Jonathan Russell, is a Pennridge resident, father of four, and a Republican candidate for the Pennridge School Board
Incredibly poor judgement but it is to be expected from a collection of ideologs whose slavish adherence to theory triumphs over education and student well-being. This is a prime example why control of the educational process should be removed from the public domain and returned to parental control. Time to let parents decide by whom and how their children should be educated. Time to eliminate all education bureaucrats from the process of education. To paraphrase a comment attributed to a French Minister of War during WWI: “Education is much too serious a business to be entrusted to educators.”
There is so much wrong with this policy. It starts with the fact that there is an agenda behind it that aims to indoctrinate in a way that is not remotely transparent. Schools and international organizations have been pushing any policies they want by using the label “social and emotional learning.”
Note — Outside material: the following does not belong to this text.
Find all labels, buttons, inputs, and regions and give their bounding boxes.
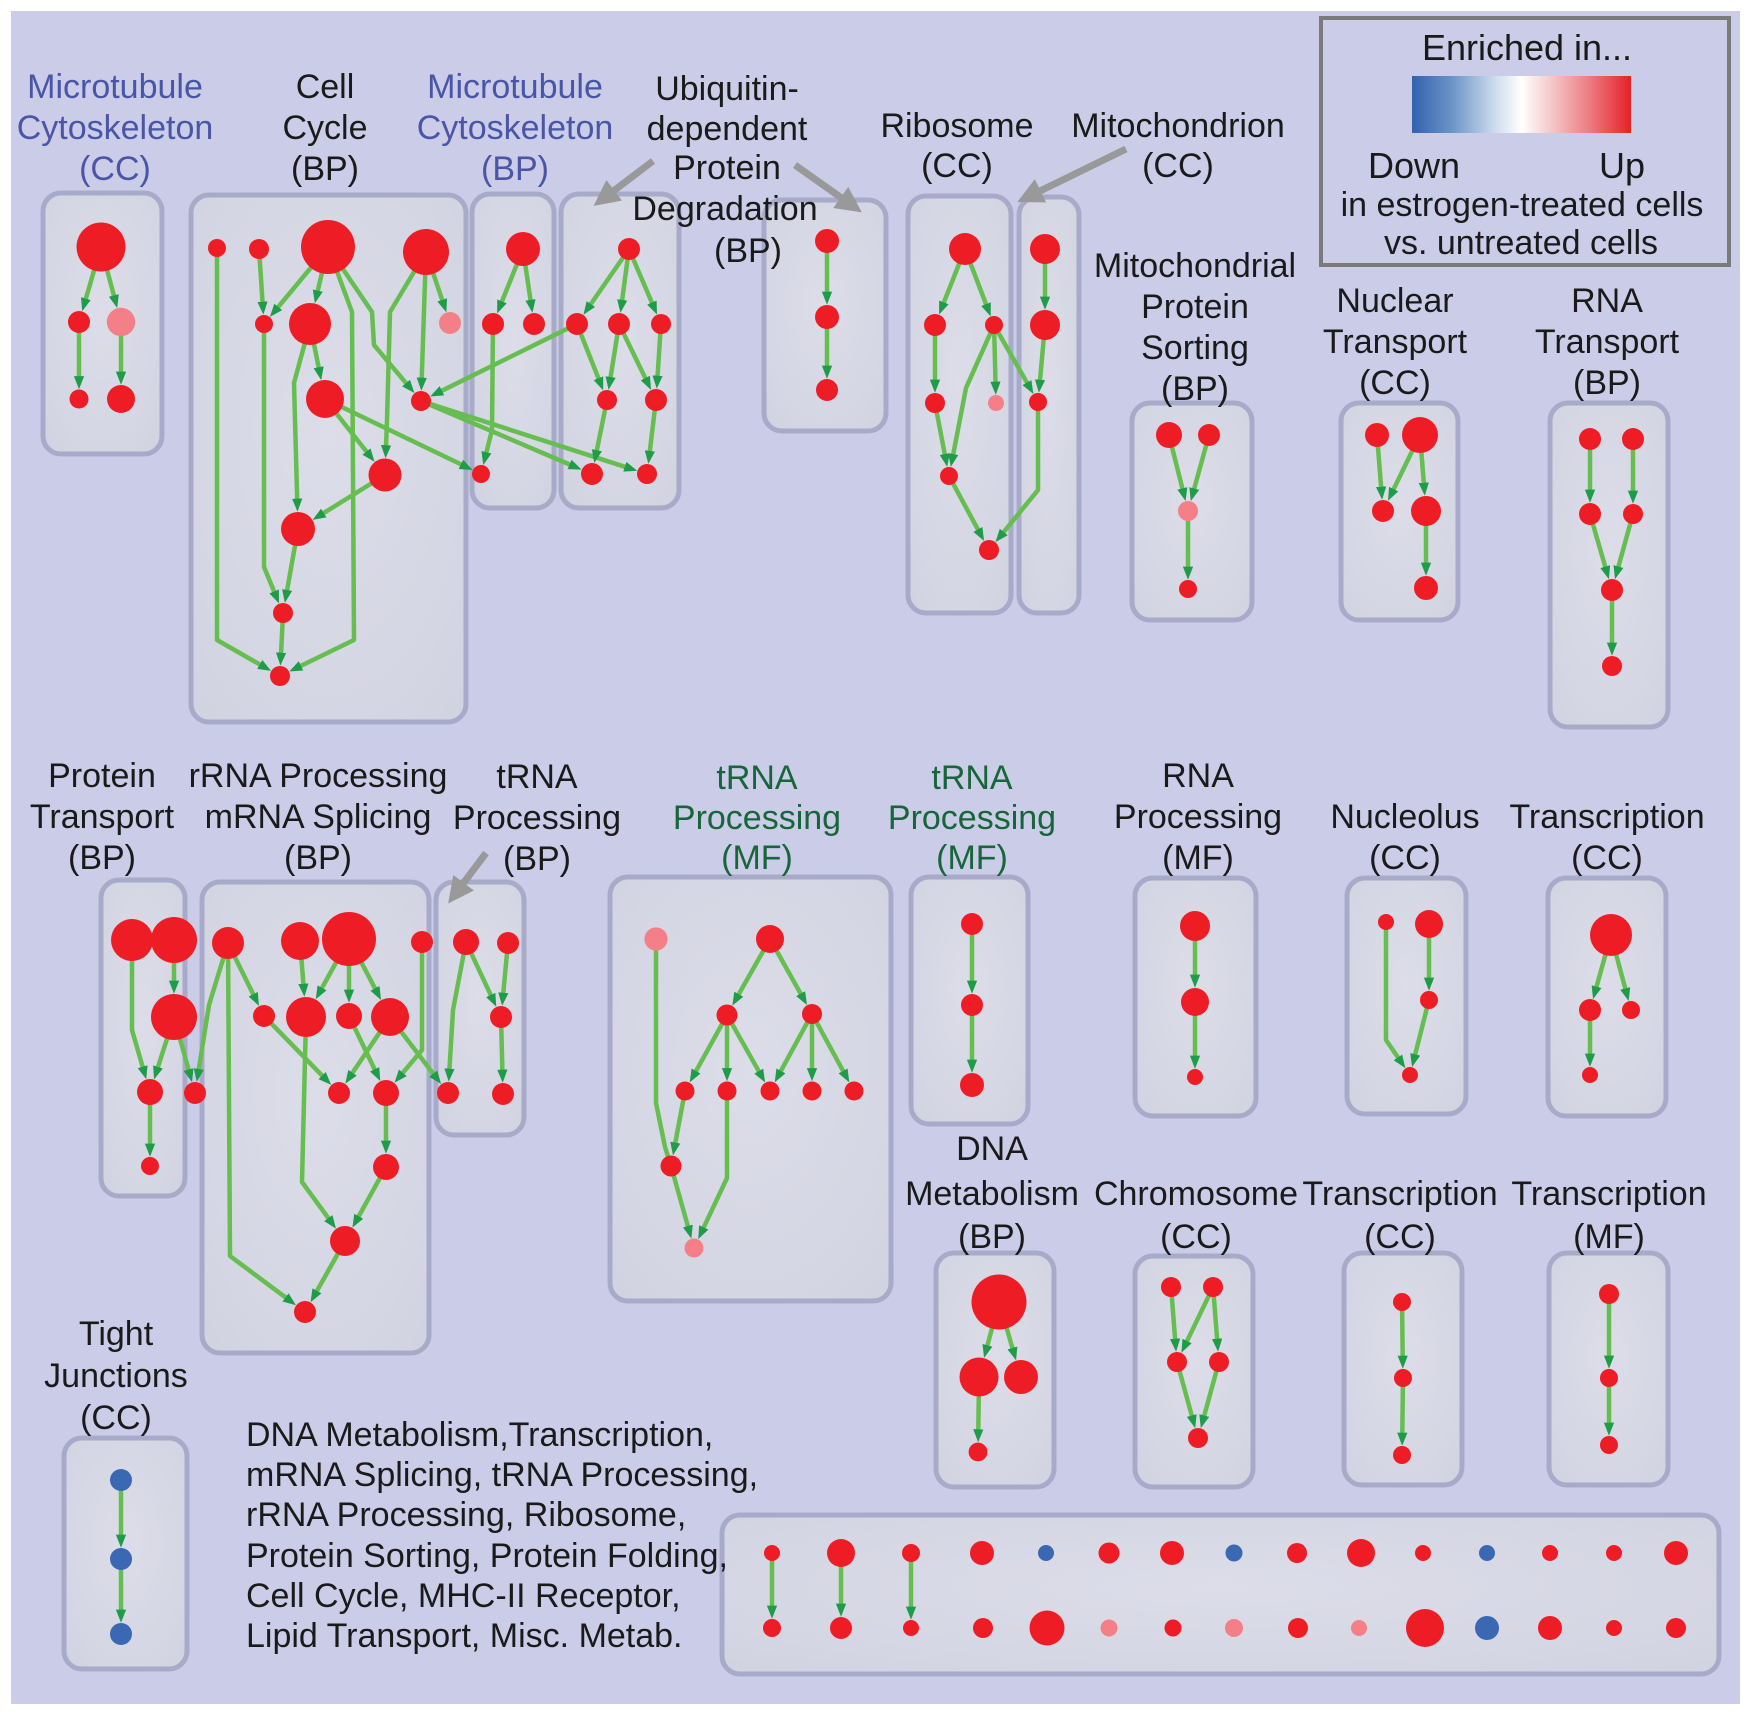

Something that began as an understandable effort to educate broadly about principles such as understanding and regulating your emotions, along with more targeted counseling for students having troubles, quickly morphed into a way to sneak in political influences.
Moreover, it’s also a massive invasion of privacy AND a way to mine your children for invaluable data. Our children are not lab rats to be subjected to psychological interventions and to generate data for profit.
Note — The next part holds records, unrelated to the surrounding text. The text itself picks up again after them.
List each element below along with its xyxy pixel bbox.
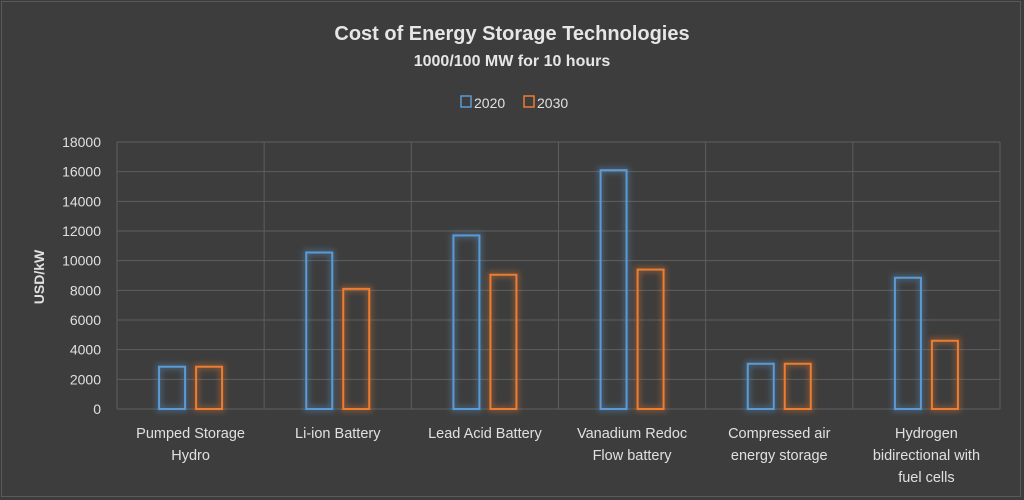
x-category-label: Vanadium Redoc Flow battery	[577, 426, 687, 464]
bar-glow	[597, 167, 630, 412]
x-category-label: Li-ion Battery	[295, 426, 381, 442]
bar-2030-4	[783, 362, 812, 410]
y-tick-label: 12000	[62, 223, 101, 239]
bar-glow	[193, 363, 226, 413]
bar-2020-3	[599, 169, 628, 410]
chart-title: Cost of Energy Storage Technologies	[334, 23, 689, 45]
legend: 2020 2030	[460, 95, 568, 111]
bar-glow	[450, 232, 483, 412]
chart-subtitle: 1000/100 MW for 10 hours	[414, 53, 611, 70]
y-tick-label: 10000	[62, 253, 101, 269]
legend-swatch-2020	[460, 95, 472, 108]
x-category-label: Pumped Storage Hydro	[136, 426, 245, 464]
x-category-label: Lead Acid Battery	[428, 426, 542, 442]
bar-glow	[156, 363, 189, 413]
bar-2030-2	[489, 273, 518, 410]
y-tick-label: 6000	[70, 312, 101, 328]
bars	[156, 167, 961, 413]
bar-2020-4	[746, 362, 775, 410]
x-category-label: Compressed air energy storage	[728, 426, 831, 464]
y-tick-label: 4000	[70, 342, 101, 358]
bar-2020-1	[305, 251, 334, 410]
bar-glow	[891, 274, 924, 412]
y-axis-label: USD/kW	[31, 249, 47, 304]
gridlines	[116, 141, 1001, 410]
y-tick-label: 8000	[70, 282, 101, 298]
y-tick-label: 16000	[62, 164, 101, 180]
y-tick-label: 14000	[62, 193, 101, 209]
x-axis-categories: Pumped Storage Hydro Li-ion Battery Lead Ac…	[136, 426, 980, 486]
bar-2030-3	[636, 268, 665, 411]
bar-glow	[487, 271, 520, 412]
y-tick-label: 18000	[62, 134, 101, 150]
x-category-label: Hydrogen bidirectional with fuel cells	[873, 426, 980, 486]
y-tick-label: 0	[93, 401, 101, 417]
bar-2020-5	[893, 276, 922, 410]
legend-label-2030: 2030	[537, 95, 568, 111]
bar-glow	[340, 285, 373, 413]
bar-2020-0	[158, 365, 187, 411]
bar-glow	[303, 249, 336, 412]
legend-label-2020: 2020	[474, 95, 505, 111]
bar-glow	[928, 337, 961, 412]
y-tick-label: 2000	[70, 371, 101, 387]
bar-2030-1	[342, 287, 371, 411]
bar-2030-0	[195, 365, 224, 411]
legend-swatch-2030	[523, 95, 535, 108]
bar-2020-2	[452, 234, 481, 410]
bar-2030-5	[930, 339, 959, 410]
y-axis-ticks: 0 2000 4000 6000 8000 10000 12000 14000 16000 180…	[62, 134, 101, 417]
bar-glow	[781, 360, 814, 412]
bar-glow	[744, 360, 777, 412]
The best remedy for this issue would be electing commonsense Republicans to the Pennridge School Board.
You are 100% right but unfortunately this is easier said than done in some districts. It’s hard to understand how parents can possibly enable their children to participate in these indoctrinations.
Can parents write a letter opting their children out of ALL SURVEYS? They SHOULD.
Unfortunately, concerned Pennridge parents who had elected a Republican majority in November of 2021 in response to an attempt to add DEI/CRT/LGBTQ curricula to the already existing SEL curriculum did not seem to understand that they needed to repeat the process in November of 2023.
Souderton parents managed to protect their Republican majority despite the onslaught of propaganda and campaign contributions from outside their school district, but Pennridge parents succumbed to the efforts of the PSEA and the professional leftist agitators.
Off-year elections tend to favor the most aggrieved, motivated, and organized. Democrats therefore had a natural advantage when school board elections rolled around in 2023.
They were horrified in 2021 when so many school boards flipped. So they–with the willing participation of the media–devoted two full years to trashing and generally undermining the Republican school boards that had taken over. They turned normally eyes-glaze-over boring public meetings into farcical spectacles with their customary agitprop, and they succeeded in vilifying well-meaning parents who had run for school board only to protect their children from radical leftist propaganda.
As a result, many school boards like Pennridge flipped back in 2023. And parents and children have been worse off as a result. Those parents who could just abandoned the public schools and searched for better educational settings.
I have experience teaching in a public school (28 years), subbing and volunteering in a Christian school (5-1/2 years), and rehearsing every week with a choir of homeschooled students (3 years). Although I continue to volunteer in the public school in which I once taught, if I were a parent, I’m not sure I would entrust the education of my children to a public school.
Frankly, I have seen the most impressive results from homeschooling. I know it is an immense commitment, but the benefits are enormous.